Sisterly Feelings was in rehearsal for eight weeks. Here we rehearse for four weeks. As far as Bedroom Farce was concerned I thought there was some danger in over-rehearsing it at the NT."

"I'm less at home there [in the commercial theatre]. The pressure, particularly on the actors, is quite unnatural. And there's also the element of competition between the actors. And then there's the overemphasis of the first night. As if that were the end of the whole thing."

"The physical proximity [in-the-round] gives the actors a better rapprochement with the audience. Sometimes there's a team feeling between actors and audience that can be breathtaking. And another thing; as most of the audience sits above the actors, the audience indulges subconsciously in something like a god-like feeling. It is more relaxed than in the conventional theatre where it looks upward which, again subconsciously, gives the spectators an element of heroics. Yes, it does make a difference."

"[My influences] In my early days, Pirandello. Everything I wrote was a la Pirandello. My idol is Chekhov. He's a master of tragic comedy. I admire Ben Travers; I've dedicated
Taking Steps to him. Then there's Simon Grey; Michael Frayn; Harold Pinter: he influenced me a lot, also from a human point of view. We started our acting careers together. I'm influenced by the 'comic tradition' from Henry Fielding via Dickens down to P. G. Wodehouse; by the delicious humour of Jane Austen, by the Brontë sisters; Ionesco; Beckett."

"I know the funny and tragic roles which are imposed upon people. I know the conventions, particularly those which women have to put up with. Yes, I have a great weakness for the petty bourgeoisie. But I find it very difficult to write about unpleasant characters. There, I hope, compassion intervenes."

"I hope they'll [the plays] last. Less as literature. Rather as a true reflection of our age. Something like the diaries of Pepys. Yes, as an accurate reflection of our age."
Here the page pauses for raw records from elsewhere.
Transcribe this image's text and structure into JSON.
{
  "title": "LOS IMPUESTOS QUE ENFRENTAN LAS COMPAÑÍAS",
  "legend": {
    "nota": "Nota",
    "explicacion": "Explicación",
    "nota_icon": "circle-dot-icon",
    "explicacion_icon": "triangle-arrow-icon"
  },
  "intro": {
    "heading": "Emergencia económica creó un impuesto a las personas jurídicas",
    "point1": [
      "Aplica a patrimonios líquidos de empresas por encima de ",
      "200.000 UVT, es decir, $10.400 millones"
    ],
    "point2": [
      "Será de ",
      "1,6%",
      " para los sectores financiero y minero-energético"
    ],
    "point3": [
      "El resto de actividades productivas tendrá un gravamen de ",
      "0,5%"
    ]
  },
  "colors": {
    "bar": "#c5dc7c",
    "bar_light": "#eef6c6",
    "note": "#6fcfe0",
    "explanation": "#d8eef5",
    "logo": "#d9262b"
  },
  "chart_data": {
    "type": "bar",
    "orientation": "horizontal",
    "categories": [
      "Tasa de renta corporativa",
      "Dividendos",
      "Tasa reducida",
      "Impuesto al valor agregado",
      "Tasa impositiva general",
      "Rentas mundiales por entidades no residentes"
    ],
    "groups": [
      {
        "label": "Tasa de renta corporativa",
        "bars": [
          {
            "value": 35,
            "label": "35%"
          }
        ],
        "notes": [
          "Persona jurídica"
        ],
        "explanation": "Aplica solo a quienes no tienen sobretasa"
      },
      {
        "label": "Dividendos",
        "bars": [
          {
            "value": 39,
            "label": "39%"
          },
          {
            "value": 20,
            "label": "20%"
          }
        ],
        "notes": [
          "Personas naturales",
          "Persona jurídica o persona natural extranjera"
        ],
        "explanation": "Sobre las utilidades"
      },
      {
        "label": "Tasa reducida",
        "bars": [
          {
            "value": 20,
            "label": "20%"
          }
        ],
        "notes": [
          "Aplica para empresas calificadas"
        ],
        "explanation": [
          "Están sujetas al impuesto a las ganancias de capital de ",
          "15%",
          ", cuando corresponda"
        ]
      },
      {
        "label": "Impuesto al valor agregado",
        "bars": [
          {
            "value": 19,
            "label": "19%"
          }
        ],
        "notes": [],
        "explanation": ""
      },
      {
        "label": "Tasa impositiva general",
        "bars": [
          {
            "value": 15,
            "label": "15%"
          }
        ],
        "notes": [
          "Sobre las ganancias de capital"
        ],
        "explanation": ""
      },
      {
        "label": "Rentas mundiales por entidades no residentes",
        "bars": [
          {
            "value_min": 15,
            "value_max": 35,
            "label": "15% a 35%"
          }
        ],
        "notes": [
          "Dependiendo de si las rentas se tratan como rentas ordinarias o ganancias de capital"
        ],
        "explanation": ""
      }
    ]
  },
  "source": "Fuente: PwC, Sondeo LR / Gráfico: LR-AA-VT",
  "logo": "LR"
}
"It would be wrong to say, 'I'm not interested' [in politics]. After all, it concerns us all. I move away from extremes as far as possible. The extreme left wing of the Labour Party alarms me as much as the lack of tolerance in some conservative circles. If we had a social-democratic party I would probably be a social-democrat. I hope we shall be able to maintain our balance. I would say I stand a fraction left of centre."

"Some critics appear to feel that serious plays are superior to funny plays. That's not true. Others, it seems to me, think I should be satisfied with playing the clown and leave the serious side to the 'heavies', for instance to Edward Bond. Some critics you respect more than others. I feel a particular affinity with Irving Wardle of The Times."

"The more one writes the higher the standard which you measure yourself against. But the pressure, I think, is relieved by living and working here and not in London."

"To write prose I find extremely difficult. I've completely forgotten my grammar. And that's the fault of the actors. They know what to do with a full stop or a dash. But when it comes to a semi-colon they're lost. My own punctuation drives my publishing editor to despair. He does it for me."

"I always carry masses of ideas in my head, all year round. When I have four weeks in summer I use three of them to sort things out and to decide which play I really want to write. Once I've decided on that I write the play within a week. The first ten pages are the most difficult. Then it goes on incredibly easy. There may be minor blockages but then it flows again. The characters dictate their own destiny."

"I realised that I was no great
actor; that I am better as a writer than as an actor. But it was very useful to have done it. I can see actors from the inside now. And I wanted to direct. That doesn't go very well together with acting. Either or. A director is objective. But to direct and to write that's a very good combination."